The Wise Men
Six Friends and the World They Made
Walter Isaacson and Evan Thomas’s fine book is a group biography, profiling six men who molded American foreign policy from the end of World War II to the 1960s: Dean Acheson, George Kennan, John McCloy, Robert Lovett, Charles Bohlen, and Averell Harriman.
I knew the broad strokes of American history during that period, but it was thrilling to get behind-the-scenes, blow-by-blow accounts of what really happened and who did what regarding: the transition from battling the Nazis to fighting the Soviets, the Marshall Plan and the building of modern-day Europe, the dropping of the atomic bomb, the Korean War, the Cold War, the McCarthy era and Communist scare, and Vietnam.

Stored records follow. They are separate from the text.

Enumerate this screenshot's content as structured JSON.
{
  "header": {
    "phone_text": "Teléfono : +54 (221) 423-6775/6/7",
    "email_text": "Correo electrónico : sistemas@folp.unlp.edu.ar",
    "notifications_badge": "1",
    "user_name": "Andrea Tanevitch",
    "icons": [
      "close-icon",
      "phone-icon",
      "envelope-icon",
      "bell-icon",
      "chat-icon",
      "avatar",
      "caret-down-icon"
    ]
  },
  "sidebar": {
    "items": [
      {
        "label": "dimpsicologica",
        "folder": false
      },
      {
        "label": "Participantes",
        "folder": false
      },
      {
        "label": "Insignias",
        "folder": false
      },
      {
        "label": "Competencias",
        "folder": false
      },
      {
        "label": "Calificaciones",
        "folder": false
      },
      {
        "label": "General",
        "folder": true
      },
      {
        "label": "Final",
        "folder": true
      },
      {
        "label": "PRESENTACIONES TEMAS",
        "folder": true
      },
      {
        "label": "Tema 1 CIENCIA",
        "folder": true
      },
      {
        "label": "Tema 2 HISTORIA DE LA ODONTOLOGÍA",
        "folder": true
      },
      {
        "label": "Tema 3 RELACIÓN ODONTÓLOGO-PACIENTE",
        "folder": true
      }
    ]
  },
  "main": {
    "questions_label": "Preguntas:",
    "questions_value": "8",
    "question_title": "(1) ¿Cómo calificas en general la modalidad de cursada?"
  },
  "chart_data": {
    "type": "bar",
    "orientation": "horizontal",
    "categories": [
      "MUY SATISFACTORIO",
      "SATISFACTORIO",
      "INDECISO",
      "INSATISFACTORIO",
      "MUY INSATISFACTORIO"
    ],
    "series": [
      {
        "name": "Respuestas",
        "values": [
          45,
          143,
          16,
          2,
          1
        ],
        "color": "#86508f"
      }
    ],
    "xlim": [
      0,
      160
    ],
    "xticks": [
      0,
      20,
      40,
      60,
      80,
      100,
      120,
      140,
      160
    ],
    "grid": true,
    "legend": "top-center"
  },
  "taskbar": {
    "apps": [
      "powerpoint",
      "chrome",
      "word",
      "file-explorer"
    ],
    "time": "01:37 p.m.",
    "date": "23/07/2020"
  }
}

If the Marshall Plan and Kennan’s containment policy were the high points of the Wise Men’s influence, as Isaacson and Thomas suggest, then the nadir was the Vietnam War, containment’s evil twin. It was an event that frankly baffled them all because it seemed to be such a logical extension of what they had done so successfully their entire careers. After Vietnam, they contributed randomly and sometimes successfully, but as a group they seemed to lose their way in terms of influence, imprint on foreign policy, and consensus.
The group or its individual members served Roosevelt, Truman, Eisenhower, Kennedy, and Johnson. What a long, impressive run they had.